I also enjoyed the city’s modern architecture, especially the Dancing House (nicknamed Fred & Ginger). I honestly don’t understand how this building keeps standing. It is the Czech’s version of the Leaning Tower of Pisa. The building was erected in the 1930s.
“Like Rogers and Astaire when dancing, it is elegant, surprising, crisp, enticing. Its rhythms and wit do honor to the splendid setting by the Vltava River.”Washington Post
Architect Frank Gehry designed the “new Baroque” building in cooperation with architect Vlado Milunic on a vacant riverfront plot. It takes 99 panels to support the dancing shape.
Lettering at the bottom of the “skirt” advertises Offices for rent, plus the phone number. Ahh cosmopolitan Prague!
Authors have waxed lyrical about this romantic city. Richard Wagner opined:
“The ancient splendor and beauty of Prague, a city beyond compare, left an impression on my imagination that will never fade.”Richard Wagner
But I think Franz Kafka captured the stranglehold that this Czech city holds on your heart—“Prague never lets you go . . . this dear little mother has sharp claws.”
Frank Kafka Museum
Kafka’s connection to Prague is memorialized at the Franz Kafka Museum. It features many first edition Kafka books. You can also view his diaries, drawings, and correspondence.
And you don’t want to miss artist David Cerny’s controversial and irreverent bronze sculpture (“Piss”) outside the museum. You can watch two men write literary quotes with their pee stream in the fountain (which is shaped like the Czech border.)
“They contain an electronic device enabling them to turn their hips and lift their penises in such a way that the stream of water writes letters on the surface. The GSM unit inside receives SMS messages, sent to the number written nearby.”Prague.eu
John Lennon Walk
The last stop on our walking tour was the John Lennon Wall.

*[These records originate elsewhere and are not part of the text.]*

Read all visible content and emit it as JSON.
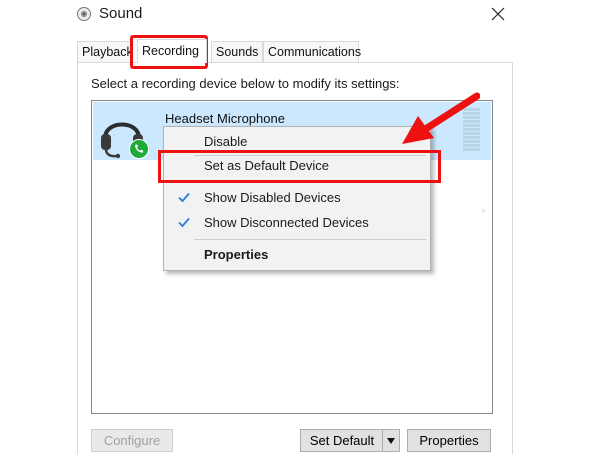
{
  "window": {
    "title": "Sound",
    "close_glyph": "✕",
    "icon": "speaker-icon"
  },
  "tabs": [
    {
      "label": "Playback",
      "active": false
    },
    {
      "label": "Recording",
      "active": true
    },
    {
      "label": "Sounds",
      "active": false
    },
    {
      "label": "Communications",
      "active": false
    }
  ],
  "recording": {
    "instruction": "Select a recording device below to modify its settings:",
    "device": {
      "name": "Headset Microphone",
      "icon": "headset-icon",
      "status_icon": "default-communications-phone-icon",
      "selected": true
    }
  },
  "context_menu": {
    "items": [
      {
        "label": "Disable",
        "checked": false,
        "bold": false
      },
      {
        "label": "Set as Default Device",
        "checked": false,
        "bold": false
      },
      {
        "label": "Show Disabled Devices",
        "checked": true,
        "bold": false
      },
      {
        "label": "Show Disconnected Devices",
        "checked": true,
        "bold": false
      },
      {
        "label": "Properties",
        "checked": false,
        "bold": true
      }
    ]
  },
  "buttons": {
    "configure": "Configure",
    "set_default": "Set Default",
    "properties": "Properties"
  },
  "colors": {
    "highlight": "#ee1111",
    "selection": "#cce8ff",
    "check": "#2f7bd8",
    "phone_badge": "#1faa3a"
  }
}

“The wall, located in a secluded square across from the French Embassy, received its first decoration following John Lennon’s 1980 assassination when an unnamed artist painted an image of the singer-songwriter along with Beatles lyrics,” reported Smithsonian Magazine.
This is a must-see attraction in cosmopolitan Prague, if only for a selfie.
The wall is graffiti on steroids—covered with political statements and snatches of Lennon’s songs written for the Beatles.
I ended my first-day tour in cosmopolitan Prague with a 45-minute boat trip. The city reminded me so much of Geneva, Switzerland. Leaving our dock we traveled down a skinny canal known as the Venice of Prague (although you won’t see any Venetian gondolas.) Then we headed in the open waters, past the Prague Castle, the Theatre, and under the Charles Bridge.
If I closed my eyes, I could almost imagine the royal route walked by Czech kings in a procession to their coronation in the St. Vitus Cathedral at the Prague Castle.